Even after he had turned the pinto loose there, it still seemed spontaneously inevitable for their hands to stay linked together until they sat side by side on a bench of rock and he had to light cigarettes for both of them. There was nothing to say about it. All their lives it had been certain that this would happen if they ever met.

With the smoke from his mouth curling and vanishing in the lazy air, Simon Templar took out the piece of rock he had picked up and turned it in his hands, while the girl glanced at it curiously.

“What is it?” she asked. “A souvenir? Or are you going to find gold in these hyar hills?”

He shook his head.

“No, darling. Not gold. That would have been rather corny, somehow. But some people would give a lot of gold for it. It’s more useful, in certain ways... I think I’m beginning to get somewhere.”

He turned the rock this way and that. It was heavier than one would have expected for its size. One face was caked with brown limestone, that matched many of the surrounding formations. But the rest of it was a hard greenish-grey, quartz-like stone, faintly dappled with darker shadows. And in this quartz ran veins and beads of bright magenta.

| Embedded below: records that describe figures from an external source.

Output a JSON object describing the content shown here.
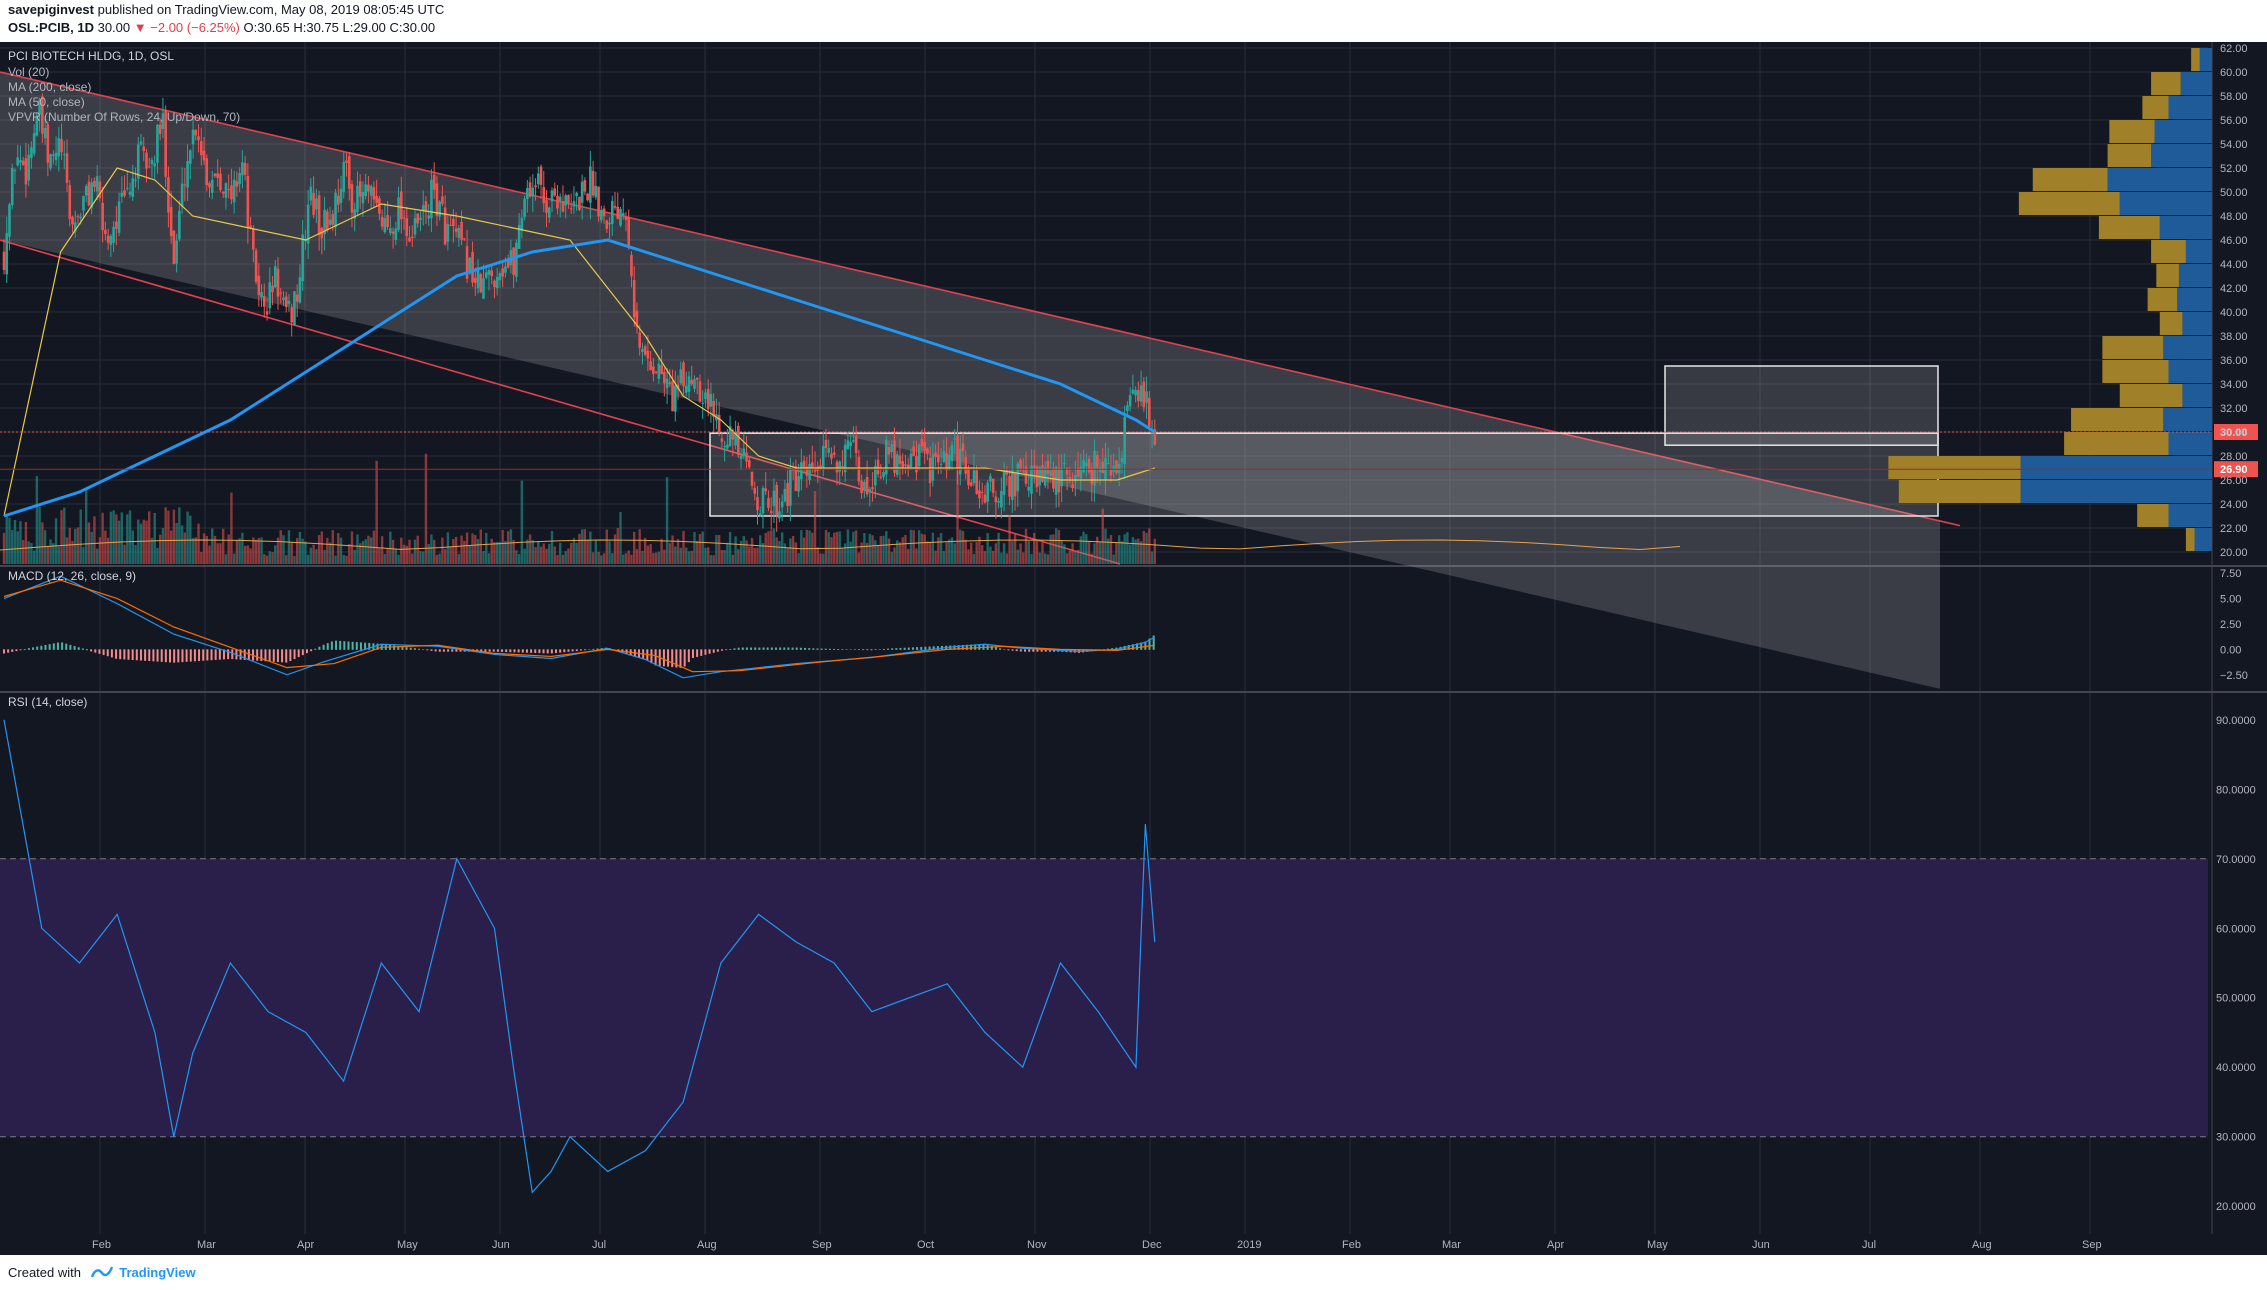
{
  "header": {
    "author": "savepiginvest",
    "published_text": "published on TradingView.com, May 08, 2019 08:05:45 UTC",
    "symbol": "OSL:PCIB, 1D",
    "last": "30.00",
    "change": "−2.00 (−6.25%)",
    "ohlc": "O:30.65 H:30.75 L:29.00 C:30.00"
  },
  "footer": {
    "created_with": "Created with",
    "brand": "TradingView"
  },
  "colors": {
    "background": "#131722",
    "up": "#26a69a",
    "down": "#ef5350",
    "ma200": "#2196f3",
    "ma50": "#e8c94a",
    "volume_ma": "#e8a24a",
    "macd": "#2196f3",
    "signal": "#ff6d00",
    "rsi": "#2196f3",
    "rsi_band": "#2a1f4a",
    "vpvr_up": "#1f5a99",
    "vpvr_down": "#a08028",
    "channel": "#e0424e"
  },
  "chart_data": [
    {
      "type": "candlestick",
      "title": "PCI BIOTECH HLDG, 1D, OSL",
      "indicators": [
        "Vol (20)",
        "MA (200, close)",
        "MA (50, close)",
        "VPVR (Number Of Rows, 24, Up/Down, 70)"
      ],
      "x_ticks": [
        "Feb",
        "Mar",
        "Apr",
        "May",
        "Jun",
        "Jul",
        "Aug",
        "Sep",
        "Oct",
        "Nov",
        "Dec",
        "2019",
        "Feb",
        "Mar",
        "Apr",
        "May",
        "Jun",
        "Jul",
        "Aug",
        "Sep"
      ],
      "y_ticks": [
        "20.00",
        "22.00",
        "24.00",
        "26.00",
        "28.00",
        "30.00",
        "32.00",
        "34.00",
        "36.00",
        "38.00",
        "40.00",
        "42.00",
        "44.00",
        "46.00",
        "48.00",
        "50.00",
        "52.00",
        "54.00",
        "56.00",
        "58.00",
        "60.00",
        "62.00"
      ],
      "ylim": [
        19.0,
        62.5
      ],
      "price_labels": [
        "30.00",
        "26.90"
      ],
      "close_series": [
        [
          0,
          45
        ],
        [
          6,
          53
        ],
        [
          12,
          52
        ],
        [
          18,
          57
        ],
        [
          24,
          52
        ],
        [
          30,
          54
        ],
        [
          36,
          47
        ],
        [
          42,
          49
        ],
        [
          48,
          51
        ],
        [
          54,
          46
        ],
        [
          60,
          48
        ],
        [
          66,
          50
        ],
        [
          72,
          53
        ],
        [
          78,
          52
        ],
        [
          84,
          56
        ],
        [
          90,
          44
        ],
        [
          96,
          52
        ],
        [
          102,
          56
        ],
        [
          108,
          51
        ],
        [
          114,
          52
        ],
        [
          120,
          49
        ],
        [
          126,
          53
        ],
        [
          132,
          44
        ],
        [
          138,
          40
        ],
        [
          144,
          43
        ],
        [
          150,
          39
        ],
        [
          156,
          42
        ],
        [
          162,
          50
        ],
        [
          168,
          47
        ],
        [
          174,
          48
        ],
        [
          180,
          52
        ],
        [
          186,
          49
        ],
        [
          192,
          50
        ],
        [
          198,
          48
        ],
        [
          204,
          47
        ],
        [
          210,
          49
        ],
        [
          216,
          46
        ],
        [
          222,
          48
        ],
        [
          228,
          50
        ],
        [
          234,
          47
        ],
        [
          240,
          46
        ],
        [
          246,
          44
        ],
        [
          252,
          42
        ],
        [
          258,
          43
        ],
        [
          264,
          44
        ],
        [
          270,
          44
        ],
        [
          276,
          50
        ],
        [
          282,
          51
        ],
        [
          288,
          49
        ],
        [
          294,
          50
        ],
        [
          300,
          48
        ],
        [
          306,
          50
        ],
        [
          312,
          51
        ],
        [
          318,
          48
        ],
        [
          324,
          49
        ],
        [
          330,
          49
        ],
        [
          336,
          37
        ],
        [
          342,
          36
        ],
        [
          348,
          35
        ],
        [
          354,
          33
        ],
        [
          360,
          34
        ],
        [
          366,
          35
        ],
        [
          372,
          33
        ],
        [
          378,
          31
        ],
        [
          384,
          30
        ],
        [
          390,
          28
        ],
        [
          396,
          26
        ],
        [
          402,
          24
        ],
        [
          408,
          24
        ],
        [
          414,
          25
        ],
        [
          420,
          26
        ],
        [
          426,
          26
        ],
        [
          432,
          27
        ],
        [
          438,
          28
        ],
        [
          444,
          28
        ],
        [
          450,
          28
        ],
        [
          456,
          25
        ],
        [
          462,
          27
        ],
        [
          468,
          28
        ],
        [
          474,
          28
        ],
        [
          480,
          28
        ],
        [
          486,
          28
        ],
        [
          492,
          27
        ],
        [
          498,
          27
        ],
        [
          504,
          28
        ],
        [
          510,
          27
        ],
        [
          516,
          25
        ],
        [
          522,
          25
        ],
        [
          528,
          25
        ],
        [
          534,
          26
        ],
        [
          540,
          26
        ],
        [
          546,
          26
        ],
        [
          552,
          26
        ],
        [
          558,
          26
        ],
        [
          564,
          26
        ],
        [
          570,
          27
        ],
        [
          576,
          27
        ],
        [
          582,
          28
        ],
        [
          588,
          26
        ],
        [
          594,
          30
        ],
        [
          600,
          34
        ],
        [
          606,
          32
        ],
        [
          610,
          30
        ]
      ],
      "ma50": [
        [
          0,
          23
        ],
        [
          30,
          45
        ],
        [
          60,
          52
        ],
        [
          80,
          51
        ],
        [
          100,
          48
        ],
        [
          130,
          47
        ],
        [
          160,
          46
        ],
        [
          200,
          49
        ],
        [
          240,
          48
        ],
        [
          270,
          47
        ],
        [
          300,
          46
        ],
        [
          320,
          42
        ],
        [
          340,
          38
        ],
        [
          360,
          33
        ],
        [
          380,
          31
        ],
        [
          400,
          28
        ],
        [
          420,
          27
        ],
        [
          450,
          27
        ],
        [
          480,
          27
        ],
        [
          520,
          27
        ],
        [
          560,
          26
        ],
        [
          590,
          26
        ],
        [
          610,
          27
        ]
      ],
      "ma200": [
        [
          0,
          23
        ],
        [
          40,
          25
        ],
        [
          80,
          28
        ],
        [
          120,
          31
        ],
        [
          160,
          35
        ],
        [
          200,
          39
        ],
        [
          240,
          43
        ],
        [
          280,
          45
        ],
        [
          320,
          46
        ],
        [
          340,
          45
        ],
        [
          360,
          44
        ],
        [
          400,
          42
        ],
        [
          440,
          40
        ],
        [
          480,
          38
        ],
        [
          520,
          36
        ],
        [
          560,
          34
        ],
        [
          600,
          31
        ],
        [
          610,
          30
        ]
      ],
      "vpvr": [
        {
          "price": 21.0,
          "up": 1.0,
          "down": 0.5
        },
        {
          "price": 23.0,
          "up": 2.5,
          "down": 1.8
        },
        {
          "price": 25.0,
          "up": 11.0,
          "down": 7.0
        },
        {
          "price": 27.0,
          "up": 11.0,
          "down": 7.6
        },
        {
          "price": 29.0,
          "up": 2.5,
          "down": 6.0
        },
        {
          "price": 31.0,
          "up": 2.8,
          "down": 5.3
        },
        {
          "price": 33.0,
          "up": 1.7,
          "down": 3.6
        },
        {
          "price": 35.0,
          "up": 2.5,
          "down": 3.8
        },
        {
          "price": 37.0,
          "up": 2.8,
          "down": 3.5
        },
        {
          "price": 39.0,
          "up": 1.7,
          "down": 1.3
        },
        {
          "price": 41.0,
          "up": 2.0,
          "down": 1.7
        },
        {
          "price": 43.0,
          "up": 1.9,
          "down": 1.3
        },
        {
          "price": 45.0,
          "up": 1.5,
          "down": 2.0
        },
        {
          "price": 47.0,
          "up": 3.0,
          "down": 3.5
        },
        {
          "price": 49.0,
          "up": 5.3,
          "down": 5.8
        },
        {
          "price": 51.0,
          "up": 6.0,
          "down": 4.3
        },
        {
          "price": 53.0,
          "up": 3.5,
          "down": 2.5
        },
        {
          "price": 55.0,
          "up": 3.3,
          "down": 2.6
        },
        {
          "price": 57.0,
          "up": 2.5,
          "down": 1.5
        },
        {
          "price": 59.0,
          "up": 1.8,
          "down": 1.7
        },
        {
          "price": 61.0,
          "up": 0.7,
          "down": 0.5
        }
      ]
    },
    {
      "type": "line",
      "title": "MACD (12, 26, close, 9)",
      "y_ticks": [
        "7.50",
        "5.00",
        "2.50",
        "0.00",
        "−2.50"
      ],
      "ylim": [
        -4.0,
        8.2
      ],
      "macd": [
        [
          0,
          5
        ],
        [
          30,
          7.2
        ],
        [
          60,
          4.5
        ],
        [
          90,
          1.5
        ],
        [
          120,
          -0.3
        ],
        [
          150,
          -2.5
        ],
        [
          170,
          -1.2
        ],
        [
          200,
          0.5
        ],
        [
          230,
          0.3
        ],
        [
          260,
          -0.5
        ],
        [
          290,
          -0.9
        ],
        [
          320,
          0.1
        ],
        [
          340,
          -1.0
        ],
        [
          360,
          -2.8
        ],
        [
          380,
          -2.2
        ],
        [
          420,
          -1.4
        ],
        [
          460,
          -0.8
        ],
        [
          500,
          0.2
        ],
        [
          520,
          0.5
        ],
        [
          540,
          0.1
        ],
        [
          570,
          -0.2
        ],
        [
          590,
          0.0
        ],
        [
          605,
          0.7
        ],
        [
          610,
          1.2
        ]
      ],
      "signal": [
        [
          0,
          5.2
        ],
        [
          30,
          6.8
        ],
        [
          60,
          5.0
        ],
        [
          90,
          2.2
        ],
        [
          120,
          0.2
        ],
        [
          150,
          -1.8
        ],
        [
          175,
          -1.4
        ],
        [
          200,
          0.2
        ],
        [
          230,
          0.4
        ],
        [
          260,
          -0.4
        ],
        [
          290,
          -0.7
        ],
        [
          320,
          0.0
        ],
        [
          345,
          -0.6
        ],
        [
          365,
          -2.2
        ],
        [
          390,
          -2.1
        ],
        [
          430,
          -1.3
        ],
        [
          470,
          -0.6
        ],
        [
          500,
          0.0
        ],
        [
          530,
          0.3
        ],
        [
          560,
          0.0
        ],
        [
          590,
          -0.1
        ],
        [
          610,
          0.4
        ]
      ]
    },
    {
      "type": "line",
      "title": "RSI (14, close)",
      "y_ticks": [
        "90.0000",
        "80.0000",
        "70.0000",
        "60.0000",
        "50.0000",
        "40.0000",
        "30.0000",
        "20.0000"
      ],
      "ylim": [
        16.0,
        94.0
      ],
      "band": [
        30,
        70
      ],
      "rsi": [
        [
          0,
          90
        ],
        [
          20,
          60
        ],
        [
          40,
          55
        ],
        [
          60,
          62
        ],
        [
          80,
          45
        ],
        [
          90,
          30
        ],
        [
          100,
          42
        ],
        [
          120,
          55
        ],
        [
          140,
          48
        ],
        [
          160,
          45
        ],
        [
          180,
          38
        ],
        [
          200,
          55
        ],
        [
          220,
          48
        ],
        [
          240,
          70
        ],
        [
          250,
          65
        ],
        [
          260,
          60
        ],
        [
          270,
          40
        ],
        [
          280,
          22
        ],
        [
          290,
          25
        ],
        [
          300,
          30
        ],
        [
          320,
          25
        ],
        [
          340,
          28
        ],
        [
          360,
          35
        ],
        [
          380,
          55
        ],
        [
          400,
          62
        ],
        [
          420,
          58
        ],
        [
          440,
          55
        ],
        [
          460,
          48
        ],
        [
          480,
          50
        ],
        [
          500,
          52
        ],
        [
          520,
          45
        ],
        [
          540,
          40
        ],
        [
          560,
          55
        ],
        [
          580,
          48
        ],
        [
          600,
          40
        ],
        [
          605,
          75
        ],
        [
          610,
          58
        ]
      ]
    }
  ]
}
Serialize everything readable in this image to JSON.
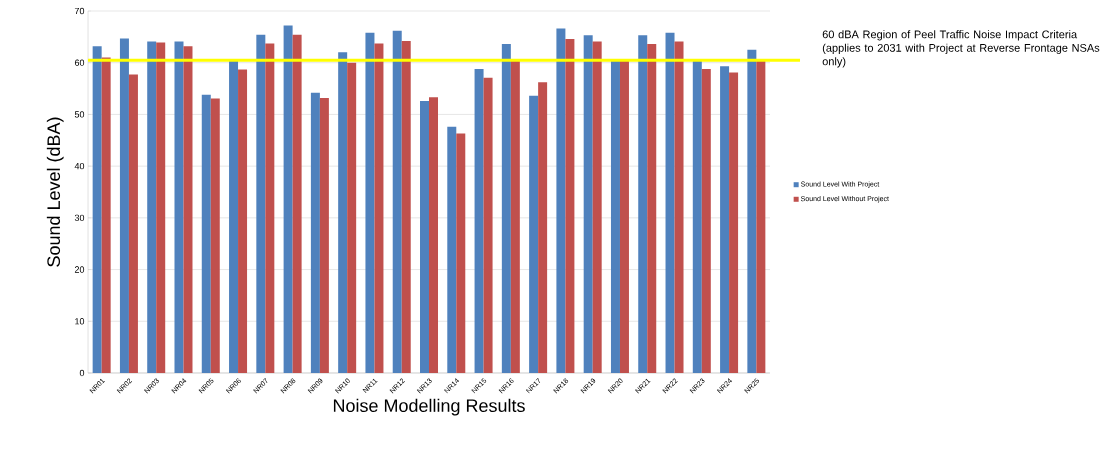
{
  "chart_data": {
    "type": "bar",
    "xlabel": "Noise Modelling Results",
    "ylabel": "Sound Level (dBA)",
    "categories": [
      "NR01",
      "NR02",
      "NR03",
      "NR04",
      "NR05",
      "NR06",
      "NR07",
      "NR08",
      "NR09",
      "NR10",
      "NR11",
      "NR12",
      "NR13",
      "NR14",
      "NR15",
      "NR16",
      "NR17",
      "NR18",
      "NR19",
      "NR20",
      "NR21",
      "NR22",
      "NR23",
      "NR24",
      "NR25"
    ],
    "series": [
      {
        "name": "Sound Level With Project",
        "color": "#4f81bd",
        "values": [
          63.2,
          64.7,
          64.1,
          64.1,
          53.8,
          60.5,
          65.4,
          67.2,
          54.2,
          62.0,
          65.8,
          66.2,
          52.6,
          47.6,
          58.8,
          63.6,
          53.6,
          66.6,
          65.3,
          60.5,
          65.3,
          65.8,
          60.5,
          59.3,
          62.5
        ]
      },
      {
        "name": "Sound Level Without Project",
        "color": "#c0504d",
        "values": [
          61.0,
          57.7,
          63.9,
          63.2,
          53.1,
          58.7,
          63.7,
          65.4,
          53.2,
          60.0,
          63.7,
          64.2,
          53.3,
          46.3,
          57.1,
          60.5,
          56.2,
          64.6,
          64.1,
          60.6,
          63.6,
          64.1,
          58.8,
          58.1,
          60.5
        ]
      }
    ],
    "ylim": [
      0,
      70
    ],
    "yticks": [
      0,
      10,
      20,
      30,
      40,
      50,
      60,
      70
    ],
    "grid": "y",
    "legend": "right",
    "ref_lines": [
      {
        "axis": "y",
        "value": 60.5,
        "color": "#ffff00",
        "label": "60 dBA Region of Peel Traffic Noise Impact Criteria\n(applies to 2031 with Project at Reverse Frontage NSAs only)"
      }
    ]
  }
}
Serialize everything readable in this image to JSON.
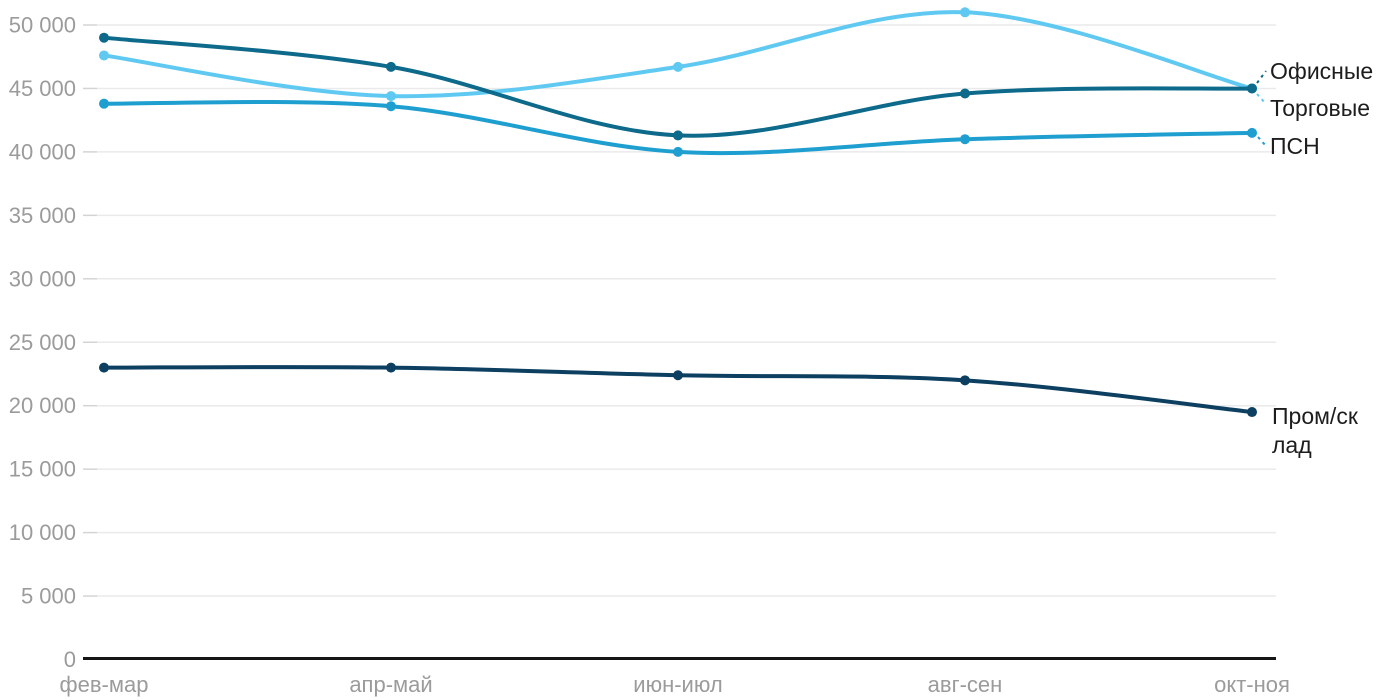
{
  "chart_data": {
    "type": "line",
    "title": "",
    "categories": [
      "фев-мар",
      "апр-май",
      "июн-июл",
      "авг-сен",
      "окт-ноя"
    ],
    "series": [
      {
        "name": "Торговые",
        "color": "#5fc9f2",
        "values": [
          47600,
          44400,
          46700,
          51000,
          45000
        ]
      },
      {
        "name": "ПСН",
        "color": "#1f9fd0",
        "values": [
          43800,
          43600,
          40000,
          41000,
          41500
        ]
      },
      {
        "name": "Офисные",
        "color": "#0e6a8b",
        "values": [
          49000,
          46700,
          41300,
          44600,
          45000
        ]
      },
      {
        "name": "Пром/склад",
        "color": "#0d3f61",
        "values": [
          23000,
          23000,
          22400,
          22000,
          19500
        ]
      }
    ],
    "ylim": [
      0,
      50000
    ],
    "ytick_step": 5000,
    "ytick_labels": [
      "0",
      "5 000",
      "10 000",
      "15 000",
      "20 000",
      "25 000",
      "30 000",
      "35 000",
      "40 000",
      "45 000",
      "50 000"
    ],
    "grid": true,
    "legend_position": "right-edge-labels"
  },
  "colors": {
    "grid": "#eaeaea",
    "tick": "#d4d4d4",
    "axis": "#161616",
    "axis_label": "#9b9b9b",
    "series_label": "#1d1d1d",
    "background": "#ffffff"
  }
}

The Saint, as had been admitted, was no great geologist, but there were a useful few ores which he could recognise at a glance, and he knew now why Dr Julius must be greatly interested in Max Valmon’s feud with the Circle Y.

4

“They’ve rounded up some cattle for branding in a canyon a couple of miles over that way,” Jean Morland said. “I think I can find it, and we can have lunch with them.”

They had found another way down through the hills without any more accidents.